= Green Street Counts =

The Green Street Counts were a street gang in Philadelphia, Pennsylvania. The gang's turf centered at the corners of 21st and Green St. where their numbers were usually seen. They specialized in armed robbery, kidnapping, and weapons dealings.

According to Detective Captain James Kelly, they were, "the most menacing gang of teenagers" in Philadelphia. The Green Street Counts were active in the early 1950s.

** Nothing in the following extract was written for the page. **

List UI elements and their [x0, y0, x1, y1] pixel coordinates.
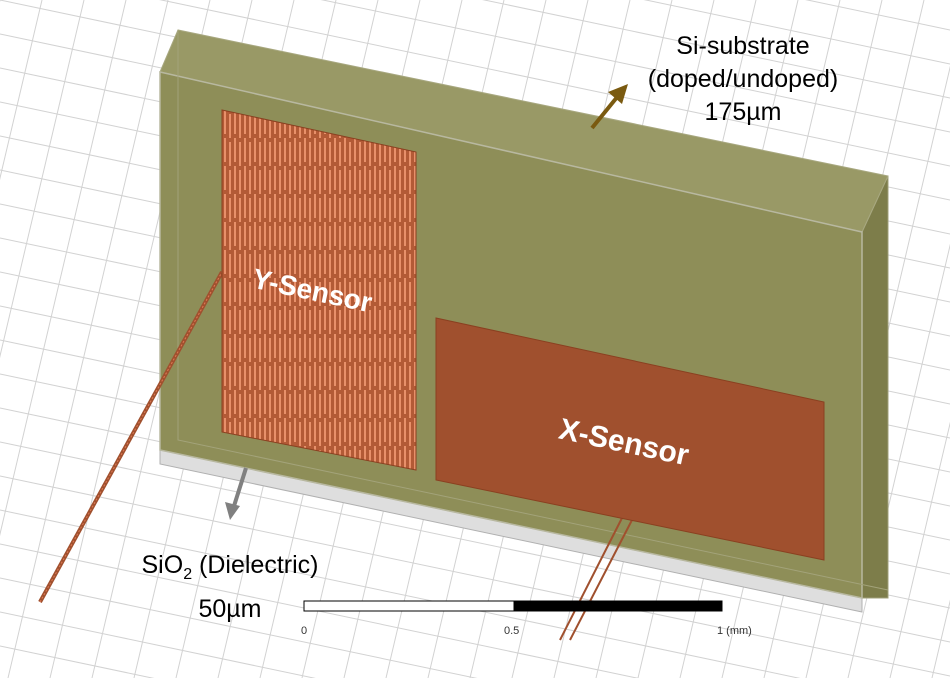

Among the gang, Joseph "Blackie" Battel, would go on to serve a life sentence for a robbery murder. This put the Green Street Counts in local and national headlines. Along with his co-defendants, Blackie would receive a commutation from the PA Parole Board after serving a lengthy amount of time at the Eastern State Penitentiary. After their release the Counts would later connect with the K&A Gang of Philadelphia's Kensington section.

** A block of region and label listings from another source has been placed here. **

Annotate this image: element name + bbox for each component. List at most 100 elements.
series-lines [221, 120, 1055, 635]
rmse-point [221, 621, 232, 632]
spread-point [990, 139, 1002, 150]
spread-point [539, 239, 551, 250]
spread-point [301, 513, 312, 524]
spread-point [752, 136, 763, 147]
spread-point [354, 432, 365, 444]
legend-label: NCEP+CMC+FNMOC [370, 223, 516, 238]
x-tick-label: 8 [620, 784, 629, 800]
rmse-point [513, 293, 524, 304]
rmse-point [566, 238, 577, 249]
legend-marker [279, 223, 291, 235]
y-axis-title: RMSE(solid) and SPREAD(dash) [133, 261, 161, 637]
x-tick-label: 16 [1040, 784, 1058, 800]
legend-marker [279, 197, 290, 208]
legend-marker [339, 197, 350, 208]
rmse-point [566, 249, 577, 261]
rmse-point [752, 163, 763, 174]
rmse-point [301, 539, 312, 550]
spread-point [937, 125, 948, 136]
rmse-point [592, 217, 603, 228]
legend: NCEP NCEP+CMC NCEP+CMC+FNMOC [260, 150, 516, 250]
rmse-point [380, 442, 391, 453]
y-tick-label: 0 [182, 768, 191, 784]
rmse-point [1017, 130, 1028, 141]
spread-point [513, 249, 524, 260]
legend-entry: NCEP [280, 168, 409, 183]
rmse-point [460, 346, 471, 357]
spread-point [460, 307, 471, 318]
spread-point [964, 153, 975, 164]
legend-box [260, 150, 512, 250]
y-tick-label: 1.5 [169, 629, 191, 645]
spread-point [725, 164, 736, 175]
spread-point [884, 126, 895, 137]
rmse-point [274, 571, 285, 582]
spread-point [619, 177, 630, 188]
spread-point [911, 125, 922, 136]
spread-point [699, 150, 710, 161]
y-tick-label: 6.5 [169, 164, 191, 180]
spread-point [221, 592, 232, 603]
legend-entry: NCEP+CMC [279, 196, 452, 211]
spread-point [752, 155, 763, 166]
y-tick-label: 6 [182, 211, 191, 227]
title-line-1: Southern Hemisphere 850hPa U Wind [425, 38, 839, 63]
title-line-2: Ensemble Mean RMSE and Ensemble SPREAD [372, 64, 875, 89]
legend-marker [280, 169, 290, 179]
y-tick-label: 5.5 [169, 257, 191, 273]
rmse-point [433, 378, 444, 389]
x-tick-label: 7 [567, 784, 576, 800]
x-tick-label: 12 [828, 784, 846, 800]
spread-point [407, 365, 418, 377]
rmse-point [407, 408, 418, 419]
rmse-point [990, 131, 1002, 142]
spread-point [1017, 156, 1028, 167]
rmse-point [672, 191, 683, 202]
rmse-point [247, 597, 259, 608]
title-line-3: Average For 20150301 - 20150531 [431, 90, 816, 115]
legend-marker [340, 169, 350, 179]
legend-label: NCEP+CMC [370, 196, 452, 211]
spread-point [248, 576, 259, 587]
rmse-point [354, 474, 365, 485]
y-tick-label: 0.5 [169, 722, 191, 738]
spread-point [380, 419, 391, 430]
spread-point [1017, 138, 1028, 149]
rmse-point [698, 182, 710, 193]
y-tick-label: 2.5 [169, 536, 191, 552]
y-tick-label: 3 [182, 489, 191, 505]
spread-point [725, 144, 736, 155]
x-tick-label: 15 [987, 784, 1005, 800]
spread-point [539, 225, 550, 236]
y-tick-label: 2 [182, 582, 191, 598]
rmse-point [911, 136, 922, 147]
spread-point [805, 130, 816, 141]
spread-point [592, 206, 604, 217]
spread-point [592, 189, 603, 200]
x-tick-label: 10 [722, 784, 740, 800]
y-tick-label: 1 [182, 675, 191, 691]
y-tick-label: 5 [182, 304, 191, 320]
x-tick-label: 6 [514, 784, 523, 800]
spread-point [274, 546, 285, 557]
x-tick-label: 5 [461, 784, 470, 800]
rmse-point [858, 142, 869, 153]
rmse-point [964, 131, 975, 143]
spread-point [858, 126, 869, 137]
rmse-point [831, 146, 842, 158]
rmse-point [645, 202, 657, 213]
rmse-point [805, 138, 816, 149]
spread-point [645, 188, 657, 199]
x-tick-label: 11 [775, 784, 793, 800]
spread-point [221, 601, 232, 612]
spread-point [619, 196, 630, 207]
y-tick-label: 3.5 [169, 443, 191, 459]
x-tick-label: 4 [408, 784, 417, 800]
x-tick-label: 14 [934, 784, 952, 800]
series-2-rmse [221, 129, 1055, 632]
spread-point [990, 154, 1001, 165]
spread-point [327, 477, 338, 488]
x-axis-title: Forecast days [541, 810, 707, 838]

==West Philadelpha Counts==
Around the same time (early to mid-1950s) another group of teenagers in Philadelphia took the name Green Street Counts (West). This group of teenagers led by Carlos was operating in a West Philadelphia neighborhood extending from 38th to 47th Streets and Walnut Street to Woodland Avenue. The Green Street Counts (West) were not affiliated with the Green Street Counts originally from the Fairmount section of Philadelphia.